Elk are a primary prey species for grizzly bears and wolves, two animals that are highly sought after for wildlife-viewing and ecotourism in the Jackson area. Elk also provide hunters with a sustainable food source and outdoor experience, as well as support local hunting outfitters, hotels, and other businesses during the fall.
The Jackson Elk Herd is one of the largest elk herds in North America, numbering 11,000 animals. The majority of the herd spends the winter on the National Elk Refuge, adjacent to downtown Jackson; in the spring, the herd migrates out to various summer ranges from Grand Teton and Yellowstone National Parks to the Teton Wilderness, Gros Ventre Mountain Range, and private land along the Snake River.
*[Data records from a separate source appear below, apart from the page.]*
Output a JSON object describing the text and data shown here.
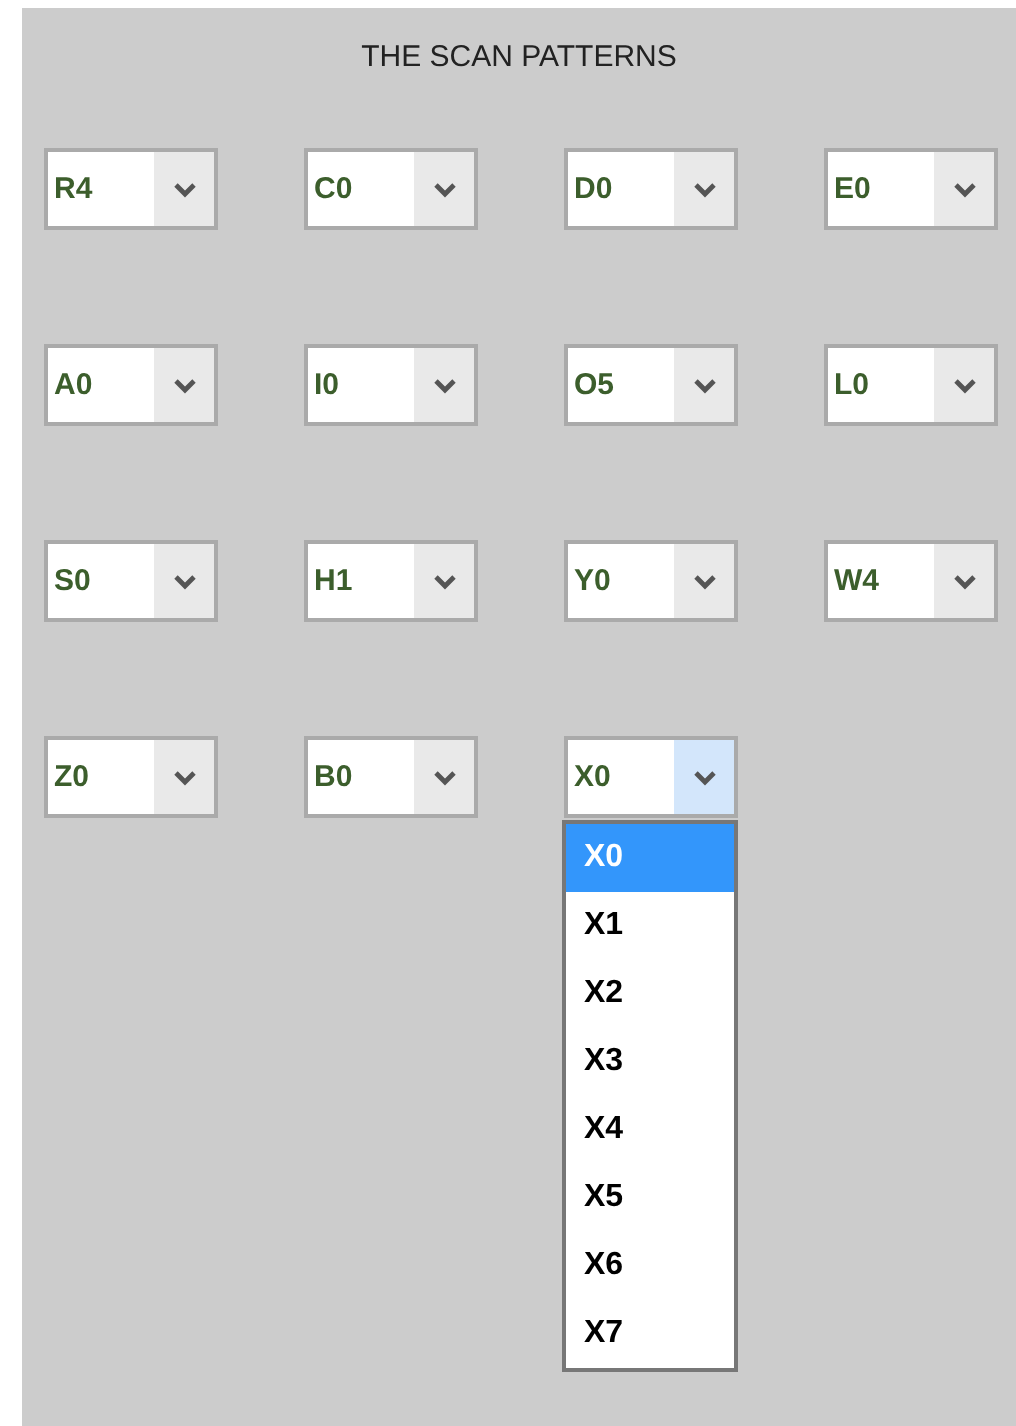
{
  "title": "THE SCAN PATTERNS",
  "combos": [
    {
      "value": "R4",
      "open": false
    },
    {
      "value": "C0",
      "open": false
    },
    {
      "value": "D0",
      "open": false
    },
    {
      "value": "E0",
      "open": false
    },
    {
      "value": "A0",
      "open": false
    },
    {
      "value": "I0",
      "open": false
    },
    {
      "value": "O5",
      "open": false
    },
    {
      "value": "L0",
      "open": false
    },
    {
      "value": "S0",
      "open": false
    },
    {
      "value": "H1",
      "open": false
    },
    {
      "value": "Y0",
      "open": false
    },
    {
      "value": "W4",
      "open": false
    },
    {
      "value": "Z0",
      "open": false
    },
    {
      "value": "B0",
      "open": false
    },
    {
      "value": "X0",
      "open": true,
      "options": [
        {
          "label": "X0",
          "selected": true
        },
        {
          "label": "X1",
          "selected": false
        },
        {
          "label": "X2",
          "selected": false
        },
        {
          "label": "X3",
          "selected": false
        },
        {
          "label": "X4",
          "selected": false
        },
        {
          "label": "X5",
          "selected": false
        },
        {
          "label": "X6",
          "selected": false
        },
        {
          "label": "X7",
          "selected": false
        }
      ]
    }
  ]
}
Given the enormity of this herd and the vast expanse of land it occupies, management and conservation can be challenging. What’s more, in recent years elk have been changing their seasonal movement patterns and wintering in different areas.
To better manage this herd, biologists need to gather more robust data, a goal that is achieved through GPS-collaring of individual elk within the herd. These collars collect a GPS location approximately every hour, providing important movement data, and automatically drop off the elk after 3 years. Currently, researchers aim to collar 20-50 elk per year for this ongoing, multi-year project, but this will depend on the available funding. Depending on need, researchers would also like this funding to be applied to the Fall Creek Elk Herd, which lives on the southern end of Teton County and faces many of the same challenges as the Jackson Herd.
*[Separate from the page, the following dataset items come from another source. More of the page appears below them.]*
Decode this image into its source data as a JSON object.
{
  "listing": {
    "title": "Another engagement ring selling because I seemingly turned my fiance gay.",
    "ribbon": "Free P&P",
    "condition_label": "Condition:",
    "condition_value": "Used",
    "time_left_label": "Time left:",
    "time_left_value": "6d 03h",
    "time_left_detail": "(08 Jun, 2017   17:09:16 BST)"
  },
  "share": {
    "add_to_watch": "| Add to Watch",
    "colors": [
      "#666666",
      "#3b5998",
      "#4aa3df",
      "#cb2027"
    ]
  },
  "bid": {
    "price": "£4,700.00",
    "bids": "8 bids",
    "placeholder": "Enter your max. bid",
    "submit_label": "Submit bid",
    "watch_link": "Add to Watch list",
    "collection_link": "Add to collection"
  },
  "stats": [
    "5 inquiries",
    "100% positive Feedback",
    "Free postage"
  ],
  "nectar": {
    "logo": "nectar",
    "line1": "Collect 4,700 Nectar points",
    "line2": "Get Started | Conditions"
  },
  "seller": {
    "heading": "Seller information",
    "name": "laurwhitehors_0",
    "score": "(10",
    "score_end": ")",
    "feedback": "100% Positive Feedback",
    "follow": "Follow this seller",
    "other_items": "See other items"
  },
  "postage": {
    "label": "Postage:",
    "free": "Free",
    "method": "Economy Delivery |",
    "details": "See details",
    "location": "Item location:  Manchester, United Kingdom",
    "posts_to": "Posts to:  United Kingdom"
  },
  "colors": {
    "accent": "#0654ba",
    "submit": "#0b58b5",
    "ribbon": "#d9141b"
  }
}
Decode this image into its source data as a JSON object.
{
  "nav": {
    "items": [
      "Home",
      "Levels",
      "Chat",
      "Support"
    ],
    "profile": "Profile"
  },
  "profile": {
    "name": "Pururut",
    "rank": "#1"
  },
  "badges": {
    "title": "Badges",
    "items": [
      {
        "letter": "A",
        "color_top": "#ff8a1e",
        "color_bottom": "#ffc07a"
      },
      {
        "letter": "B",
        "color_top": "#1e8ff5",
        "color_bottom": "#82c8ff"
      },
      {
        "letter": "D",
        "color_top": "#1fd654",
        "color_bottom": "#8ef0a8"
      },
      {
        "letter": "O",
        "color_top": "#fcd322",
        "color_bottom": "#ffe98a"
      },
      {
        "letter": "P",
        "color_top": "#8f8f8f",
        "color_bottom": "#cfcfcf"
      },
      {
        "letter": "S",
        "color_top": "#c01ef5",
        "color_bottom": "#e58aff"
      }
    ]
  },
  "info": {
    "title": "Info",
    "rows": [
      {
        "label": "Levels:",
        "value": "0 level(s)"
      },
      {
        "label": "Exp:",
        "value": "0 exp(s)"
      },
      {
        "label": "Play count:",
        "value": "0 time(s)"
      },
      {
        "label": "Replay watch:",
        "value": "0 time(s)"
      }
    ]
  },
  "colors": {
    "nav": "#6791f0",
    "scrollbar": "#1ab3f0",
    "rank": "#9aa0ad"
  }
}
Elk are typically captured using a net-gun fired from a helicopter, which costs approximately $750 per elk. Additionally, each GPS collar costs approximately $1,600. Based on this, the project budget ranges between $47,000 for the low end of elk captures and $117,500 for the high end.
WYldlife for Tomorrow has donated $20,000 for this important research, and we are proud to be partners alongside the Wyoming Game and Fish Department, the National Elk Refuge, Grand Teton National Park, the Bridger-Teton National Forest, Rocky Mountain Elk Foundation, Wyoming Animal Damage Management Board, and Wyoming Governor’s Big Game License Coalition.